Il convient d’envisager ici l’indemnisation des proches de la victime blessée ; il s’agit donc d’une action directe des proches de la victime contre le responsable du dommage.

Cette action doit être distinguée de l’action directe des proches pour obtenir l’indemnisation de leurs préjudices en cas de décès ; l’évaluation de ces préjudices est évoquée au chapitre suivant (cf. chapitre 4).

Elle doit également être distinguée de l’action successorale que peuvent exercer les héritiers pour faire entrer dans le patrimoine successoral l’indemnisation des préjudices subis par le défunt entre le dommage et le décès ; l’indemnisation de ces préjudices est évoquée à la section du présent chapitre.

Il s’agit donc des proches de la victime directe du dommage.
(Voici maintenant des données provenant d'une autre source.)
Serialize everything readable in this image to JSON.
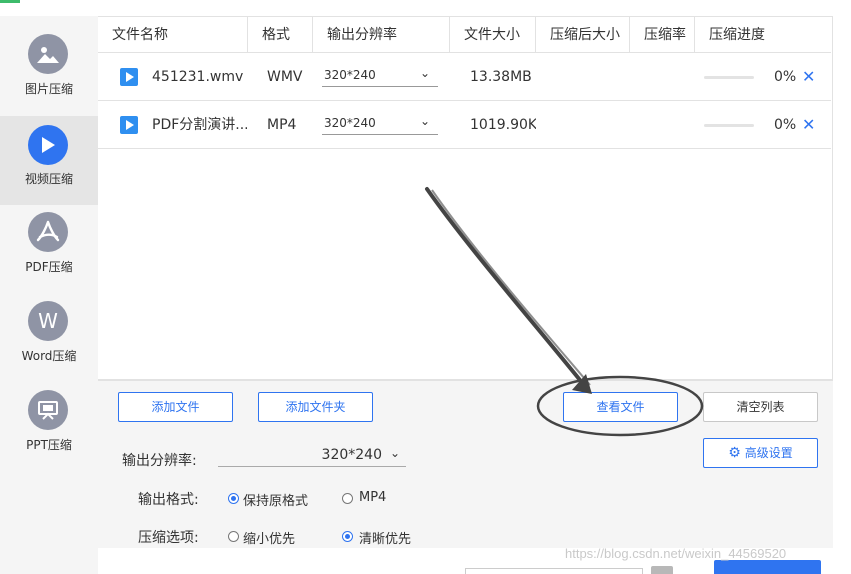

La victime indirecte peut subir un préjudice moral, notamment au titre du préjudice d’accompagnement, mais également un préjudice économique propre : il peut s’agir de frais temporaires de déplacement ou d’hébergement pour visiter la victime blessée, mais il peut également s’agir de pertes de revenus pour assister la victime blessée ou handicapée.

La Cour de cassation a posé les limites de l’indemnisation des victimes indirectes dans un arrêt du 27 février 1970 en exigeant la preuve d’un préjudice personnel, direct, certain et licite (Cass. ch. mixte, 27 février 1970, JCP 1970.II. 16305)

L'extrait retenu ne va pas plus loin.